Based on these words, Flow is gentrification as a service: a way for the technorati to rent cushy spaces in lower-cost parts of the country and build community with each other without having to engage with the people who are already there. It’s not a stretch to see what the racial and socioeconomic dynamics might be here, and the effect it might have on local economies. Low-cost housing for people who need it this is not.
“Our nation has a housing crisis,” Andreessen says. But he also said this, as reported by Jerusalem Demsas over in the Atlantic:
I am writing this letter to communicate our IMMENSE objection to the creation of multifamily overlay zones in Atherton … Please IMMEDIATELY REMOVE all multifamily overlay zoning projects from the Housing Element which will be submitted to the state in July. They will MASSIVELY decrease our home values, the quality of life of ourselves and our neighbors and IMMENSELY increase the noise pollution and traffic.

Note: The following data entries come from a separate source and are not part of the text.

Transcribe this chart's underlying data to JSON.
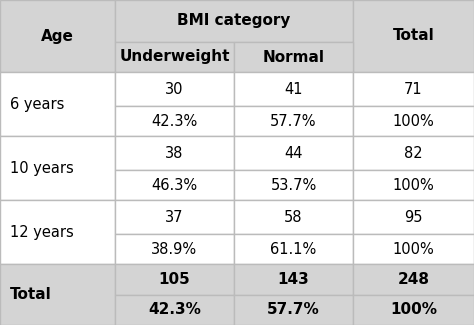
{
  "header_bmi": "BMI category",
  "header_age": "Age",
  "header_total": "Total",
  "col1": "Underweight",
  "col2": "Normal",
  "rows": [
    {
      "age": "6 years",
      "v1": "30",
      "v2": "41",
      "vt": "71",
      "p1": "42.3%",
      "p2": "57.7%",
      "pt": "100%"
    },
    {
      "age": "10 years",
      "v1": "38",
      "v2": "44",
      "vt": "82",
      "p1": "46.3%",
      "p2": "53.7%",
      "pt": "100%"
    },
    {
      "age": "12 years",
      "v1": "37",
      "v2": "58",
      "vt": "95",
      "p1": "38.9%",
      "p2": "61.1%",
      "pt": "100%"
    }
  ],
  "total_row": {
    "age": "Total",
    "v1": "105",
    "v2": "143",
    "vt": "248",
    "p1": "42.3%",
    "p2": "57.7%",
    "pt": "100%"
  },
  "bg_header": "#d4d4d4",
  "bg_white": "#ffffff",
  "bg_total": "#d4d4d4",
  "border_color": "#bbbbbb",
  "font_size_header": 11,
  "font_size_body": 10.5,
  "font_size_total": 11
}
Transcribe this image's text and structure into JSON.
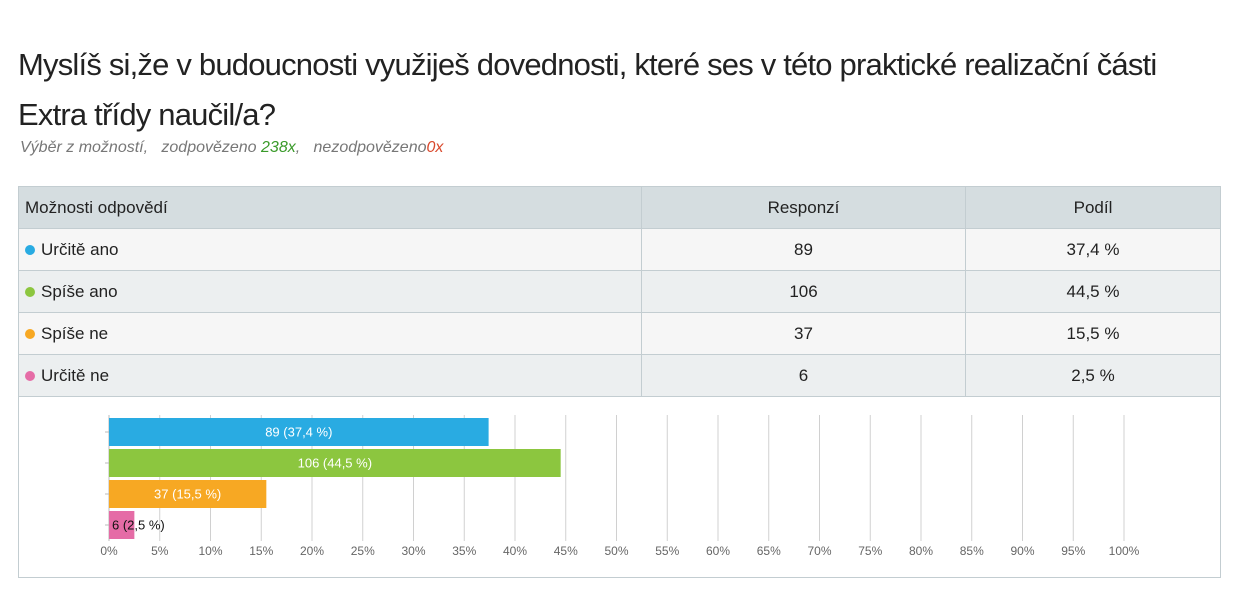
{
  "header": {
    "title": "Myslíš si,že v budoucnosti využiješ dovednosti, které ses v této praktické realizační části Extra třídy naučil/a?",
    "subtitle": {
      "kind": "Výběr z možností,",
      "answered_label": "zodpovězeno",
      "answered": "238x",
      "unanswered_label": "nezodpovězeno",
      "unanswered": "0x"
    }
  },
  "table": {
    "columns": [
      "Možnosti odpovědí",
      "Responzí",
      "Podíl"
    ],
    "rows": [
      [
        "Určitě ano",
        "89",
        "37,4 %"
      ],
      [
        "Spíše ano",
        "106",
        "44,5 %"
      ],
      [
        "Spíše ne",
        "37",
        "15,5 %"
      ],
      [
        "Určitě ne",
        "6",
        "2,5 %"
      ]
    ]
  },
  "chart_data": {
    "type": "hbar",
    "categories": [
      "Určitě ano",
      "Spíše ano",
      "Spíše ne",
      "Určitě ne"
    ],
    "values": [
      37.4,
      44.5,
      15.5,
      2.5
    ],
    "value_labels": [
      "89 (37,4 %)",
      "106 (44,5 %)",
      "37 (15,5 %)",
      "6 (2,5 %)"
    ],
    "colors": [
      "#29abe2",
      "#8cc63f",
      "#f7a823",
      "#e56ca6"
    ],
    "xlim": [
      0,
      100
    ],
    "xticks": [
      {
        "value": 0,
        "label": "0%"
      },
      {
        "value": 5,
        "label": "5%"
      },
      {
        "value": 10,
        "label": "10%"
      },
      {
        "value": 15,
        "label": "15%"
      },
      {
        "value": 20,
        "label": "20%"
      },
      {
        "value": 25,
        "label": "25%"
      },
      {
        "value": 30,
        "label": "30%"
      },
      {
        "value": 35,
        "label": "35%"
      },
      {
        "value": 40,
        "label": "40%"
      },
      {
        "value": 45,
        "label": "45%"
      },
      {
        "value": 50,
        "label": "50%"
      },
      {
        "value": 55,
        "label": "55%"
      },
      {
        "value": 60,
        "label": "60%"
      },
      {
        "value": 65,
        "label": "65%"
      },
      {
        "value": 70,
        "label": "70%"
      },
      {
        "value": 75,
        "label": "75%"
      },
      {
        "value": 80,
        "label": "80%"
      },
      {
        "value": 85,
        "label": "85%"
      },
      {
        "value": 90,
        "label": "90%"
      },
      {
        "value": 95,
        "label": "95%"
      },
      {
        "value": 100,
        "label": "100%"
      }
    ],
    "grid": true
  }
}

He doesn’t care about the housing crisis. What he does care about is making money, and in Neumann, he likely sees someone who already knows the real estate market well and has the ability to grow a business in the space very quickly. I’m sure we’ll see Flow communities all over the country within the next few years.

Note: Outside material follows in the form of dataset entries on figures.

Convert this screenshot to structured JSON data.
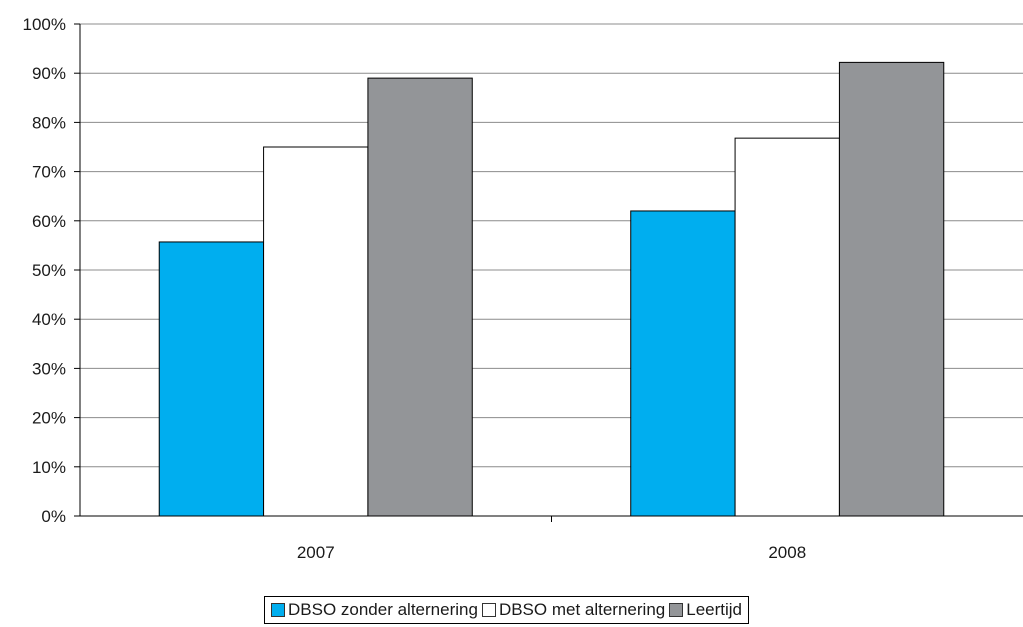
{
  "chart_data": {
    "type": "bar",
    "categories": [
      "2007",
      "2008"
    ],
    "series": [
      {
        "name": "DBSO zonder alternering",
        "values": [
          55.7,
          62.0
        ],
        "color": "#00aeef"
      },
      {
        "name": "DBSO met alternering",
        "values": [
          75.0,
          76.8
        ],
        "color": "#ffffff"
      },
      {
        "name": "Leertijd",
        "values": [
          89.0,
          92.2
        ],
        "color": "#939598"
      }
    ],
    "ylim": [
      0,
      100
    ],
    "yticks": [
      "0%",
      "10%",
      "20%",
      "30%",
      "40%",
      "50%",
      "60%",
      "70%",
      "80%",
      "90%",
      "100%"
    ],
    "grid": true,
    "legend_position": "bottom"
  }
}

Where will he start? We can look at public records. The New York Times points out that he’s now going to donate substantial real estate holdings to Flow. Back in January, the Wall Street Journal reported that he’d bought over a billion dollars of apartments in the South:
Entities tied to Mr. Neumann have been quietly acquiring majority stakes in more than 4,000 apartments valued at more than $1 billion in Miami, Atlanta, Nashville, Tenn., Fort Lauderdale, Fla., and other U.S. cities.
Quoted in the same article, his family office made this statement:
“Since the spring of 2020, we have been excited about multifamily apartment living in vibrant cities where a new generation of young people increasingly are choosing to live, the kind of cities that are redefining the future of living. We’re excited to play a role in that future.”
None of this dissuades me from my original suspicion: this is a place to live for the people who WeWork was originally built for. It’s for young, affluent knowledge workers who want to live somewhere cheaper but don’t care to actually know their communities. It’ll transform residential real estate in the sense that it’ll out-compete all those cookie cutter apartment buildings set up for that same market.
Andreessen is likely to make a fortune.
And what about the actual housing crisis? The one that’s making people housing-insecure?
At best it does nothing for them. At worst, it helps hike up rents in parts of the country that remain affordable. Those people, the ordinary people who make up most of the country, who are struggling to keep a roof over the heads, don’t even make it into the pitch deck.